Fast forward to today and our new home at Progress, I still see enormous potential for organizations to make better use of the data they already have.
According to IDC figures, 80% of data within an organization will be unstructured by 2025. Yet, most decisions are based on the 20% of data that is structured. This raises an interesting question: is the 20% they’re using sufficiently representative of the 80%? Put in different terms, is the data companies use steering them in the best possible direction? It’s hard to know because the costs of sufficiently describing unstructured data have, historically, been out of reach.
Our goal at MarkLogic and Semaphore has been to solve for that delta and enable organizations to make better use of the data they already have. Too often, customers ask questions about data that is framed within their current use case parameters. The trick then becomes to approach customer conversations, not limiting inquiry to narrow data concerns, but being open to the vast potential for data to empower organizational decision making. There are endless applications for this, but to get us started, I’ll present four key areas that can fundamentally transform how organizations use their data.

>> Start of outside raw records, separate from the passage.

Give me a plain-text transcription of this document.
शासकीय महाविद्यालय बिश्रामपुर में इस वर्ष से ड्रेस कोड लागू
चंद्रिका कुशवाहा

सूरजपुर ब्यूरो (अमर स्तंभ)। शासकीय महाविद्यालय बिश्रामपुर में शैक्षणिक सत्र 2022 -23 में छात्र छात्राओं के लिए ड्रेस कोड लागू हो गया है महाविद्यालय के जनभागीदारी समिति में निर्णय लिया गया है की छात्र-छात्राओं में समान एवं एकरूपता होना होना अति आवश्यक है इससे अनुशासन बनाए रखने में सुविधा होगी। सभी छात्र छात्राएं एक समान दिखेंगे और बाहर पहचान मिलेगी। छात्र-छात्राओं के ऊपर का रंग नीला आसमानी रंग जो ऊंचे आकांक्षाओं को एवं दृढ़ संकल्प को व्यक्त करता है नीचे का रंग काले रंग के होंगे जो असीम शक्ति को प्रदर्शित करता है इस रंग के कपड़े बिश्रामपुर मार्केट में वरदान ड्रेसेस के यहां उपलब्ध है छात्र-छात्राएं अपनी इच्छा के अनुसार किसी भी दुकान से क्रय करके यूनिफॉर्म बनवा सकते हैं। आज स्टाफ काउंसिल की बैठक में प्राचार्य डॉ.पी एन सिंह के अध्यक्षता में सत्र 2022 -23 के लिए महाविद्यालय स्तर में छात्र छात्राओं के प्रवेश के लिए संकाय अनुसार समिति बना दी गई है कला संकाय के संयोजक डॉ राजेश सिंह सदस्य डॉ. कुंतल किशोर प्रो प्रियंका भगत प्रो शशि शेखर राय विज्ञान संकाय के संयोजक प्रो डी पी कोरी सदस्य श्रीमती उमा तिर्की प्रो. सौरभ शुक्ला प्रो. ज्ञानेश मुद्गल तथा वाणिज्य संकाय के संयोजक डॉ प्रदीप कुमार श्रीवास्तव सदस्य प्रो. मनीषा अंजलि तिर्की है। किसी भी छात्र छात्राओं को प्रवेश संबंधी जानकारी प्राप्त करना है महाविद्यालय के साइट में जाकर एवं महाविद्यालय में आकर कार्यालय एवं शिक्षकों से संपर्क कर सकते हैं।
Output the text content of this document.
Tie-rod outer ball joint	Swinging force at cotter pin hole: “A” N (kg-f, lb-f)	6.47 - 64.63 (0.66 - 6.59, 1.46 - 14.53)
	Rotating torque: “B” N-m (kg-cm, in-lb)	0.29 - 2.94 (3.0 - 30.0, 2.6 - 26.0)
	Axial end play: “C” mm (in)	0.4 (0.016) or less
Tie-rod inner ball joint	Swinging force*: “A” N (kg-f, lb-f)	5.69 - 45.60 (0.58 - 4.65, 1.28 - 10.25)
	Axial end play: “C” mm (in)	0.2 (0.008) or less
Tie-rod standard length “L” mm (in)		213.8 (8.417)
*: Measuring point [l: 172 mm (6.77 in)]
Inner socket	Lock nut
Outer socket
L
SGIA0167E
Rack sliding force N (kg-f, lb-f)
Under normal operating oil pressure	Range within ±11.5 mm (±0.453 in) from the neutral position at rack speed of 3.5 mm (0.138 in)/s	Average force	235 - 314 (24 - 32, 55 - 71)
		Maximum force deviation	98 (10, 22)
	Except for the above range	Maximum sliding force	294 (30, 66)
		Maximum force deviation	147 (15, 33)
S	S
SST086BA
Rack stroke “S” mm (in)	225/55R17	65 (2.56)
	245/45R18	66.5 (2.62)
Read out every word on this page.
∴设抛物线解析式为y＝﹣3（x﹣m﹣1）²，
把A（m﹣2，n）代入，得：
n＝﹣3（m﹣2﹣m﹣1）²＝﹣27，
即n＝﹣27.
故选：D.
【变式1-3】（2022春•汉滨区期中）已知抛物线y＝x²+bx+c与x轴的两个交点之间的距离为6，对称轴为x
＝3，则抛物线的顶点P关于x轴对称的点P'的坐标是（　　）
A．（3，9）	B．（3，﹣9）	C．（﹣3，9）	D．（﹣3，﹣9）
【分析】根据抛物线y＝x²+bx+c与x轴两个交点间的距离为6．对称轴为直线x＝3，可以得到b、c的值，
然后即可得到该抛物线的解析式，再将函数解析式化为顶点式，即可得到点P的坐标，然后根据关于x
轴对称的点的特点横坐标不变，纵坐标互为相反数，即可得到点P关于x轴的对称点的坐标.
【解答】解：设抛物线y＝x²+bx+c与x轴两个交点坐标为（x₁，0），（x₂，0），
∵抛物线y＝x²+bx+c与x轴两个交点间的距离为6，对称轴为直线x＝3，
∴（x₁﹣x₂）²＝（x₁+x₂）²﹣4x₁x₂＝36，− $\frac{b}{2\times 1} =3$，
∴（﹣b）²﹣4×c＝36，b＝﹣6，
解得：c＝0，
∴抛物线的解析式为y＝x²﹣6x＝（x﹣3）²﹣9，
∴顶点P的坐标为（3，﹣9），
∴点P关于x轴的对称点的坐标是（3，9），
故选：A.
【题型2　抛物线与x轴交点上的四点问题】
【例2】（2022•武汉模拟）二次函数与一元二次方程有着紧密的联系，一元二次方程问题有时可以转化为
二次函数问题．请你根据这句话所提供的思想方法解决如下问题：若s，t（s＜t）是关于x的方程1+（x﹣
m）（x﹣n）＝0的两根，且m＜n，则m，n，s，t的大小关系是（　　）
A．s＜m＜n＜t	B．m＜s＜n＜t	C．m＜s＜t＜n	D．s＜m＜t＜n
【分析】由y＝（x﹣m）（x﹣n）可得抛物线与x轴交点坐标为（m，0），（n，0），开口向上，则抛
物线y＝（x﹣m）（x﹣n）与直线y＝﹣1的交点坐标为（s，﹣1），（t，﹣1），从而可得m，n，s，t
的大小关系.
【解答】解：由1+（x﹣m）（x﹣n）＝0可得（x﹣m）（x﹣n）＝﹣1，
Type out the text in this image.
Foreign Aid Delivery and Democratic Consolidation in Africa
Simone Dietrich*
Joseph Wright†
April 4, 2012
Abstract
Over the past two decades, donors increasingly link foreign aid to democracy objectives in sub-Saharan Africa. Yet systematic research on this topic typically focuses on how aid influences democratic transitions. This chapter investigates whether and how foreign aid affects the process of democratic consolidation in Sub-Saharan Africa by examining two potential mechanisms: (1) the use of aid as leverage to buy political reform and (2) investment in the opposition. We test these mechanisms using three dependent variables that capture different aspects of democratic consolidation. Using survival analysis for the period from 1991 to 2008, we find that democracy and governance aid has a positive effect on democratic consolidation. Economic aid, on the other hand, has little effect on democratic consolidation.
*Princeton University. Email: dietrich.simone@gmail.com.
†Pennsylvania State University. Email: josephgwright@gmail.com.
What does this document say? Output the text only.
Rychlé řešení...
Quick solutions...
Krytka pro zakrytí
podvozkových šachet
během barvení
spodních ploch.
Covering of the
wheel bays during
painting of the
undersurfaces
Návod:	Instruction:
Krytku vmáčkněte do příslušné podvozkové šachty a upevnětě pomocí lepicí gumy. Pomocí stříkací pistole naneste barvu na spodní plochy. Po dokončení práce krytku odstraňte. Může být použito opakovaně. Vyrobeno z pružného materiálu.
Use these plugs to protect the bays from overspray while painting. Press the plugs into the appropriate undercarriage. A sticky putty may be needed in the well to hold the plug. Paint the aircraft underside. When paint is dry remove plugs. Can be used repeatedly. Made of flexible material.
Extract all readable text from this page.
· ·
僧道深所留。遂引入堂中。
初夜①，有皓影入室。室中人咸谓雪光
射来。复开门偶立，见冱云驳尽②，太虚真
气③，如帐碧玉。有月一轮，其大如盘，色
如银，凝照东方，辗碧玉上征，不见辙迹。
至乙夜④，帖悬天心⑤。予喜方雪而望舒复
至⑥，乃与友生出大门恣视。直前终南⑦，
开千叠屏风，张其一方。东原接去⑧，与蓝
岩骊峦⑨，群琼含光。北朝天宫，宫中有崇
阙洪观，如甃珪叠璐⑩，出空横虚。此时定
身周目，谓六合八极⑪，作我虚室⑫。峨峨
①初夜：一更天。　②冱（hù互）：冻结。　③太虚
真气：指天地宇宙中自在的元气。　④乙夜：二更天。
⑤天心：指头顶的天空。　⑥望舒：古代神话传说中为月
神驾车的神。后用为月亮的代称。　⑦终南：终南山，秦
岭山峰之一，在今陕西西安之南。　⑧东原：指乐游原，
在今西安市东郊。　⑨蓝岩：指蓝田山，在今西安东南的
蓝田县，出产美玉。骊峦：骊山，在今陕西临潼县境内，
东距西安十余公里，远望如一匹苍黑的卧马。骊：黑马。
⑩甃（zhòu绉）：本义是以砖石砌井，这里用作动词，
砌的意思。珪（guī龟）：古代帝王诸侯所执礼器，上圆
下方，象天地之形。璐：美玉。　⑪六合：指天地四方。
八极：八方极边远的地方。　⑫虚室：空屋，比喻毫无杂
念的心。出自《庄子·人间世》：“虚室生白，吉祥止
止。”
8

Reactive decisions are well and good, but, by definition, they leave practitioners chasing crises that could have been avoided. Evaluating data and using it to forecast and mitigate maintenance problems before they arise has delivered dramatic costs and efficiency gains for our manufacturing clients.
For example, product shutdowns of highly temperamental CPU fabrication machinery created production delays and forced one of our customers to scrap batches of products because they didn’t meet purity standards. A little dust can wreak havoc, apparently. But this problem was later mitigated by following a preventative maintenance regimen, made possible by smart use of data.
Using data, engineers could predict when parts would fail and when cleaning would be needed, then address those concerns in advance during emergency maintenance of other parts, or during scheduled system downtime. To do this, the customer created a knowledge graph with all the data from their processes and documentation, as well as all engineering data and IoT data. They could then query the data in real time to see what systems were identified as needing proactive service. By leveraging their data, the company enjoyed massive cost savings. They moved away from reacting to emergencies and discarding batches of products—the latter of which racked up financial penalties—and embraced proactive maintenance. Yet this is only one of the many potential applications for our technology.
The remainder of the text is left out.